IDPF Index Spec. Deconstructed

01 April 2013

Indexing and eIndexing, IDPF, ePub3, Specification, Analysis, Opinion

The IDPF ePub3 Indexing Specification is as abstract, incomplete and pretty much useless as the CFI Specification. It should be low priority for any reading system developer or publisher. It is not a total fail, but it is significantly incomplete.

The IDPF ePub3 Indexing Specification is as abstract, incomplete and pretty much as pointless as the CFI Specification. It should be low priority for any reading system developer or publisher producing digital content.

It is not a total fail (like CFI with its arcane XLinks vocabulary expression), but it is incomplete and un-necessary. It does nothing except increase production costs and the long term cost of digital content ownership.

Flavour d'Jour

It is probably not the place of any specification to give vision statements on what could be done with it. But that is what happens in the voluminous Appendices to this specification. It's rather like the "Les Miserables" song "I Have A Dream" which is going to end with the line "My spec. has killed the dream I dreamed".

The IDPF Index thing is thankfully less than than (<) the IDPF Content Fragment Identifier (CFI) interpretation of the very dead X:Link specification. It brings no value now, doubtless future value and actually does nothing except provide wrappers for HTML <a href> links and targets.

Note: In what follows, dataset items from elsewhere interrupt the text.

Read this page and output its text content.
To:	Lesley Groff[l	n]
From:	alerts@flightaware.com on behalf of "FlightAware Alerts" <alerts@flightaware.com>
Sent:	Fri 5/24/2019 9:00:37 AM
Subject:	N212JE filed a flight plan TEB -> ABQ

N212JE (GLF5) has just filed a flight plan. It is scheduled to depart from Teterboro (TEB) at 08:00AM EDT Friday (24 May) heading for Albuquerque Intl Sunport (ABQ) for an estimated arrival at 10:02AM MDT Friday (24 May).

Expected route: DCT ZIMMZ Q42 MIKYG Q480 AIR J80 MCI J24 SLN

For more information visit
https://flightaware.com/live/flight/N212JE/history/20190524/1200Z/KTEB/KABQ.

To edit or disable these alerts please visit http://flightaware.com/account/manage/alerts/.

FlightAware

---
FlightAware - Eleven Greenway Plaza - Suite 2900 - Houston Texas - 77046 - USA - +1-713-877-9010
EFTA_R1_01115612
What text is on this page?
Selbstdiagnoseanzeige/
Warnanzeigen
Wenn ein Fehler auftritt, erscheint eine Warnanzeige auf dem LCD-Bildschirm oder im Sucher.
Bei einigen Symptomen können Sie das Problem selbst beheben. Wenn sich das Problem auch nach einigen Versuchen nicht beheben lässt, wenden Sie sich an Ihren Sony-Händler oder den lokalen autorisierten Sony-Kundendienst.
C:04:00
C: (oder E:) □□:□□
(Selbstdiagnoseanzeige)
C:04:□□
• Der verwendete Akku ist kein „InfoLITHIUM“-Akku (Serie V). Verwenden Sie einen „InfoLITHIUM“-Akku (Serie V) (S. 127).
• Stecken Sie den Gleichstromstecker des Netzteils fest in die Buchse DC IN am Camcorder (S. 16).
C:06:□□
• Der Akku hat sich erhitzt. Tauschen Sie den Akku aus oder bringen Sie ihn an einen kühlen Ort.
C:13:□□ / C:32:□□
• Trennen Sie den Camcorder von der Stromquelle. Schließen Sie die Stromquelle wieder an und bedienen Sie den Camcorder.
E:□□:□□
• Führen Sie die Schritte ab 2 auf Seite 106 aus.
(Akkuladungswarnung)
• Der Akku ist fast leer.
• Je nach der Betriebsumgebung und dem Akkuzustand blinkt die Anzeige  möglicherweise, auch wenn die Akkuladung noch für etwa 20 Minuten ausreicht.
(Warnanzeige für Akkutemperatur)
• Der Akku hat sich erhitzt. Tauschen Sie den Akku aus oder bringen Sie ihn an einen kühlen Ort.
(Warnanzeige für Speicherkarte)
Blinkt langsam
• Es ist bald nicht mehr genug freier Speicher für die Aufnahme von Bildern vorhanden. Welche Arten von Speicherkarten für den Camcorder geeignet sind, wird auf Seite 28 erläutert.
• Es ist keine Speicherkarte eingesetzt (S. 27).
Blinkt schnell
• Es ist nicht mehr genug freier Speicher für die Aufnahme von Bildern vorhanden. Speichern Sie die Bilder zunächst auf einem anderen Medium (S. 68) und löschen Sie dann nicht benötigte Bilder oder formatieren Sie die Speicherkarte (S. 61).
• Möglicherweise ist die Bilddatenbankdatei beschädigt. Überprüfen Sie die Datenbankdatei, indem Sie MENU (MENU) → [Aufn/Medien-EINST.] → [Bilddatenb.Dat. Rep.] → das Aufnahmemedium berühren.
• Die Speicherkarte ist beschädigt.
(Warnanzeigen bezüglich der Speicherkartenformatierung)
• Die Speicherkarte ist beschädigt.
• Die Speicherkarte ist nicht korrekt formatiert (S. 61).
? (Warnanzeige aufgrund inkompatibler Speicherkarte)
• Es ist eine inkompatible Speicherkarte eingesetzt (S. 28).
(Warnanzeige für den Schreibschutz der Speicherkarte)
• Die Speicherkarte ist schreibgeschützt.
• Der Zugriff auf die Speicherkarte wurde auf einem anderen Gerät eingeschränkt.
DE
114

For those who have a pathological aversion to reading these types of specification documents I have kindly provided a neutral analysis here.

Read the Specification Luke!

There are probably very few people who have read or tried to digest this specification (about to become real) draft, or actually applied it to real content for use in a reading system. We have done both in our evaluation.

There are even fewer who have seriously tagged Indexes for future value and variation processing. Here are the challenges presented by the specification:

  1. Reading Systems are meant to be able to interprete and use this "stuff".... as the IDPF specification typically says... somehow.
  2. Publishers and their service providers are meant to be able to actually produce content that implements the tagging structures so reading systems can use it.
  3. The IDPF continues to think that because they have written words in a specification it matters to publishers.
  4. The specification is a epub:type encapsulation of a decade-old failed XML tagging strategy for indexes. Do we want to step back that far in digital-content time?

Index Spec Discussion History. EPub3 Supporter, Critic and Troll

I was recently called an IDPF troll for comments on earlier versions of this "Index" specification. I was painfully and personally hurt (NOT!) by these accusations.

This was because I was silly enough to tweet on the use of <ul> instead of <ol> for indexes. While this may not affect reading system madness it does affect digital content ownership, processing and reuse. However the IDPF voices don't give a teddy about the cost of content ownership because they somehow see ePub3 as "a magic solution" to the digital content ownership challenge. EPub3 is of course nothing more than one delivery format. They simply don't understand this.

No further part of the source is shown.